AAAI Conference 2025 Conference Paper
Bagging-Expert Network for Multi-Task Learning: A Depolarization Solution in Multi-Gate Mixture-of-Experts
- Gong-Duo Zhang
- Ruiqing Chen
- Qian Zhao
- Zhengwei Wu
- Fengyu Han
- Huan-Yi Su
- Ziqi Liu
- Lihong Gu
Multi-task learning (MTL) is widely utilized across a variety of real-world applications, including recommendation systems. For instance, in the field of e-commerce, MTL is commonly employed to simultaneously model click, conversion, and user dwelling time. Among a various of MTL models, the Multi-gate Mixture-of-Experts (MMoE) has gained significant popularity. However, MMoE suffers from the polarization issue during training, where the weights of certain experts tend to converge towards 0. To address this issue, we propose a novel method called Bagging-Expert network (BEnet) for multi-task learning.

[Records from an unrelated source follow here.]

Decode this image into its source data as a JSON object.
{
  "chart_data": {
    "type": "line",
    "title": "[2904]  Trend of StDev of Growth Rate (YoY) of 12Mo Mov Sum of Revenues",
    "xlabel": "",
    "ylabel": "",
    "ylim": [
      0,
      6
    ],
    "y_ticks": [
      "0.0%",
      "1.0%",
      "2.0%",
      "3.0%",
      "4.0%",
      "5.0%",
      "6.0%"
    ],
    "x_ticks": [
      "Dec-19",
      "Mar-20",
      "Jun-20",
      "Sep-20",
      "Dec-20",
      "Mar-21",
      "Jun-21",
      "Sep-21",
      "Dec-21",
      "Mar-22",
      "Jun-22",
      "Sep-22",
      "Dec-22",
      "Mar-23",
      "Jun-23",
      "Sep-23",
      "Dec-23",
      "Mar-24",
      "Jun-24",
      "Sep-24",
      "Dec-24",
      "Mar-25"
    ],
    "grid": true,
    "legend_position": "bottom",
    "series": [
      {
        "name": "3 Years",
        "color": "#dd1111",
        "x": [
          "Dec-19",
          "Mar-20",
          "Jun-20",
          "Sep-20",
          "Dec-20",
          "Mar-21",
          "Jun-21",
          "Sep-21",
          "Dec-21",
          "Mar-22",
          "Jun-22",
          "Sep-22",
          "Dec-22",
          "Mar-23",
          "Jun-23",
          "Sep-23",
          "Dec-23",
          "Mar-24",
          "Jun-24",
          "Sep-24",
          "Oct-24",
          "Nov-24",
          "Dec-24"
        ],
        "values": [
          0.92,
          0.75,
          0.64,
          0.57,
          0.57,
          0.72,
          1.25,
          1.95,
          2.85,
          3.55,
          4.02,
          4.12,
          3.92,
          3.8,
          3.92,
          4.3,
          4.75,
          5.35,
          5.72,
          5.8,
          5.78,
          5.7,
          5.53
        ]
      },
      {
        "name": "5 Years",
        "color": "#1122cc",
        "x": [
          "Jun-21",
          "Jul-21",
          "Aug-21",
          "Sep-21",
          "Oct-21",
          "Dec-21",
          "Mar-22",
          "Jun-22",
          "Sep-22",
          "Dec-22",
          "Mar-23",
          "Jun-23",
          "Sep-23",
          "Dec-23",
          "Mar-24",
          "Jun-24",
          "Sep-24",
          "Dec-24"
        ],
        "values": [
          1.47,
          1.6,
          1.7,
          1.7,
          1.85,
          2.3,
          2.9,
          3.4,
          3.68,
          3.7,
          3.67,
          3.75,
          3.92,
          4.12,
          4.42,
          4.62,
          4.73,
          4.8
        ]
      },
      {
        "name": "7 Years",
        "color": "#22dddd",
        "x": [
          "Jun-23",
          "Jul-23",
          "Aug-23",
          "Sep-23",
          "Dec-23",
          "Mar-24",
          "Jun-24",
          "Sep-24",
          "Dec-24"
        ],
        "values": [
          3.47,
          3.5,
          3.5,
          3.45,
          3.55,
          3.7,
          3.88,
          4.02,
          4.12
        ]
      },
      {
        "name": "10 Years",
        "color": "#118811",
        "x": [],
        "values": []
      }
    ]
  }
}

BEnet effectively mitigates the problem of polarization and achieves excellent performance in multi-task learning. It incorporates a bagging layer and an attention mechanism to encourage experts focusing on diverse knowledge domains. Simultaneously, polarization is avoided as different experts execute respective duties and specialize in distinct domains. Experimental results on real-world datasets demonstrate that BEnet has strong robustness and outperforms other state-of-the-art (SOTA) MTL methods.